Prior research in a number of different types of cases has revealed that plaintiff jurors tend to be low in information need, and to reach decisions comparatively quickly, resulting in more extreme or strongly committed response patterns. This tendency exists not only in their reactions to Juror Questionnaire items (they tend to check the endpoints of measurement scale items) but also in their reactions to the case itself (which explains why such individuals tend to “shut down” during the plaintiff case-in-chief and adhere to decisions made in the early phases of trial, before the defendant gets a chance to put on its case).

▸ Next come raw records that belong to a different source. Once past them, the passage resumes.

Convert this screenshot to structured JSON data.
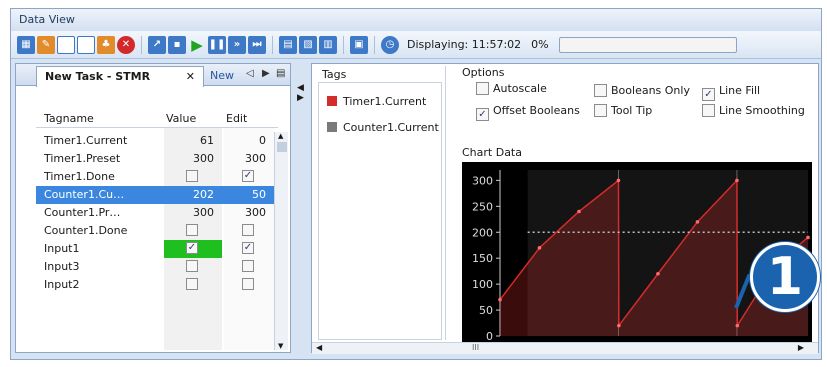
{
  "window": {
    "title": "Data View"
  },
  "toolbar": {
    "status_label": "Displaying: 11:57:02",
    "percent_label": "0%",
    "progress_fraction": 0.0
  },
  "left": {
    "tab_active": "New Task - STMR",
    "tab_close": "✕",
    "tab_next": "New",
    "headers": {
      "tagname": "Tagname",
      "value": "Value",
      "edit": "Edit"
    },
    "rows": [
      {
        "tagname": "Timer1.Current",
        "value": "61",
        "edit": "0"
      },
      {
        "tagname": "Timer1.Preset",
        "value": "300",
        "edit": "300"
      },
      {
        "tagname": "Timer1.Done",
        "value_check": false,
        "edit_check": true
      },
      {
        "tagname": "Counter1.Cu…",
        "value": "202",
        "edit": "50"
      },
      {
        "tagname": "Counter1.Pr…",
        "value": "300",
        "edit": "300"
      },
      {
        "tagname": "Counter1.Done",
        "value_check": false,
        "edit_check": false
      },
      {
        "tagname": "Input1",
        "value_check": true,
        "edit_check": true
      },
      {
        "tagname": "Input3",
        "value_check": false,
        "edit_check": false
      },
      {
        "tagname": "Input2",
        "value_check": false,
        "edit_check": false
      }
    ]
  },
  "right": {
    "tags_title": "Tags",
    "tags": [
      {
        "label": "Timer1.Current",
        "color": "#d42b2b"
      },
      {
        "label": "Counter1.Current",
        "color": "#7a7a7a"
      }
    ],
    "options_title": "Options",
    "options": {
      "autoscale": {
        "label": "Autoscale",
        "checked": false
      },
      "booleans_only": {
        "label": "Booleans Only",
        "checked": false
      },
      "line_fill": {
        "label": "Line Fill",
        "checked": true
      },
      "offset_booleans": {
        "label": "Offset Booleans",
        "checked": true
      },
      "tool_tip": {
        "label": "Tool Tip",
        "checked": false
      },
      "line_smoothing": {
        "label": "Line Smoothing",
        "checked": false
      }
    },
    "chart_title": "Chart Data",
    "scroll_label": "III"
  },
  "chart_data": {
    "type": "line",
    "title": "",
    "xlabel": "",
    "ylabel": "",
    "ylim": [
      0,
      320
    ],
    "yticks": [
      0,
      50,
      100,
      150,
      200,
      250,
      300
    ],
    "grid": true,
    "series": [
      {
        "name": "Timer1.Current",
        "color": "#d42b2b",
        "x": [
          0,
          1,
          2,
          3,
          3.01,
          4,
          5,
          6,
          6.01,
          7,
          7.8
        ],
        "values": [
          70,
          170,
          240,
          300,
          20,
          120,
          220,
          300,
          20,
          140,
          190
        ]
      },
      {
        "name": "Counter1.Current",
        "color": "#bfbfbf",
        "x": [
          0.7,
          7.8
        ],
        "values": [
          200,
          200
        ]
      }
    ],
    "callout": "1"
  }
}
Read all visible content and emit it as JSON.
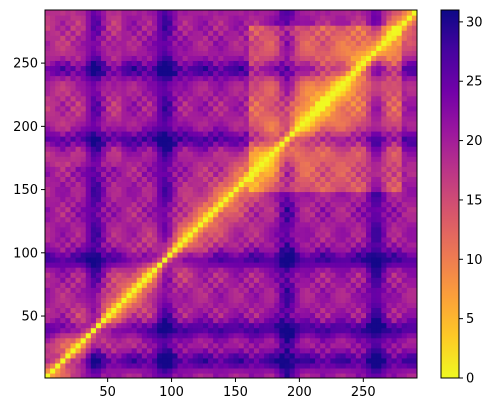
{
  "chart_data": {
    "type": "heatmap",
    "title": "",
    "xlabel": "",
    "ylabel": "",
    "xlim": [
      1,
      292
    ],
    "ylim": [
      1,
      292
    ],
    "x_ticks": [
      50,
      100,
      150,
      200,
      250
    ],
    "y_ticks": [
      50,
      100,
      150,
      200,
      250
    ],
    "colorbar": {
      "range": [
        0,
        31
      ],
      "ticks": [
        0,
        5,
        10,
        15,
        20,
        25,
        30
      ],
      "colormap": "plasma_r",
      "colors": [
        "#f0f921",
        "#fdca26",
        "#fb9f3a",
        "#ed7953",
        "#d8576b",
        "#bd3786",
        "#9c179e",
        "#7201a8",
        "#46039f",
        "#0d0887"
      ]
    },
    "description_of_values": {
      "diagonal_value": 0,
      "max_value_approx": 30,
      "strong_bands_x": [
        40,
        95,
        190,
        260
      ],
      "strong_bands_y": [
        15,
        40,
        95,
        190,
        245
      ]
    }
  }
}
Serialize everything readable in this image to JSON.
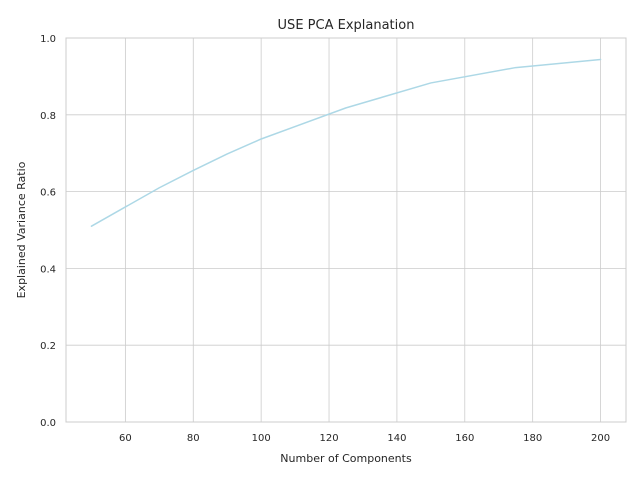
{
  "chart_data": {
    "type": "line",
    "title": "USE PCA Explanation",
    "xlabel": "Number of Components",
    "ylabel": "Explained Variance Ratio",
    "xlim": [
      42.5,
      207.5
    ],
    "ylim": [
      0,
      1.0
    ],
    "xticks": [
      60,
      80,
      100,
      120,
      140,
      160,
      180,
      200
    ],
    "yticks": [
      0.0,
      0.2,
      0.4,
      0.6,
      0.8,
      1.0
    ],
    "xtick_labels": [
      "60",
      "80",
      "100",
      "120",
      "140",
      "160",
      "180",
      "200"
    ],
    "ytick_labels": [
      "0.0",
      "0.2",
      "0.4",
      "0.6",
      "0.8",
      "1.0"
    ],
    "grid": true,
    "series": [
      {
        "color": "#add8e6",
        "x": [
          50,
          60,
          70,
          80,
          90,
          100,
          125,
          150,
          175,
          200
        ],
        "y": [
          0.51,
          0.56,
          0.61,
          0.655,
          0.698,
          0.737,
          0.818,
          0.883,
          0.923,
          0.944
        ]
      }
    ]
  }
}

Defense jurors, on the other hand, typically give more neutral or equivocal (“It depends…”) type responses, and are less committed to their opinions and attitudes, because they tend to need more information before they can finalize a firm decision or position on a matter. These are also the types of jurors that are still listening when the defense case-in-chief begins later, midway through trial – because they need more information.
Using specially designed measurements of cynicism and information need in Supplemental Juror Questionnaires during jury selection has demonstrably improved outcomes in cases. In a sample of fourteen trials in the Eastern Division of Texas, working for defendants, seven defense verdicts were obtained, with average damages of $1.2 million for the group as a whole. It is important to note, however, that specific items need to be built into the Supplemental Juror Questionnaires in advance in order to effectively use research results associated with the previously described analyses. This requires a proactive approach well before the trial date in formulating and advocating Juror Questionnaire items with the Court and opposing counsel.
At the outset it was stated that initial cases were considered in which inventors sued defendants or alternatively, corporations were suing corporations. Later cases involved NPE’s (non-practicing entities, or “patent trolls”) as plaintiffs – but this shift did not have an effect on the previously considered juror profile dynamic related to misappropriation. Plaintiff jurors tended to interpret the cases in terms of misappropriation even when the plaintiff itself was not an inventor or manufacturer – at least until very recently.
In small, rural venues in which patent cases have been repeatedly filed over a period of decades by “tolls,” the populace has started to become aware of the trend and the result has been a growing skepticism toward NPE’s that was previously non-existent. This growing skepticism in the population in turn has further altered the dynamic in identifying effective juror profiles, such that individuals who are wary of excessive litigation become stronger defense jurors. By the same token, the flip side of the coin is that some people (plaintiff jurors) believe that “litigation is necessary to keep corporations honest.”
Thus, sociological and historical changes in the litigation arena and society more generally will continue to shape and alter juror profiling characteristics. It is therefore necessary to continually adjust juror profiling databases through ongoing research efforts in order to have a maximally effective jury selection strategy – and associated measurement instruments in the form of Supplemental Juror Questionnaires.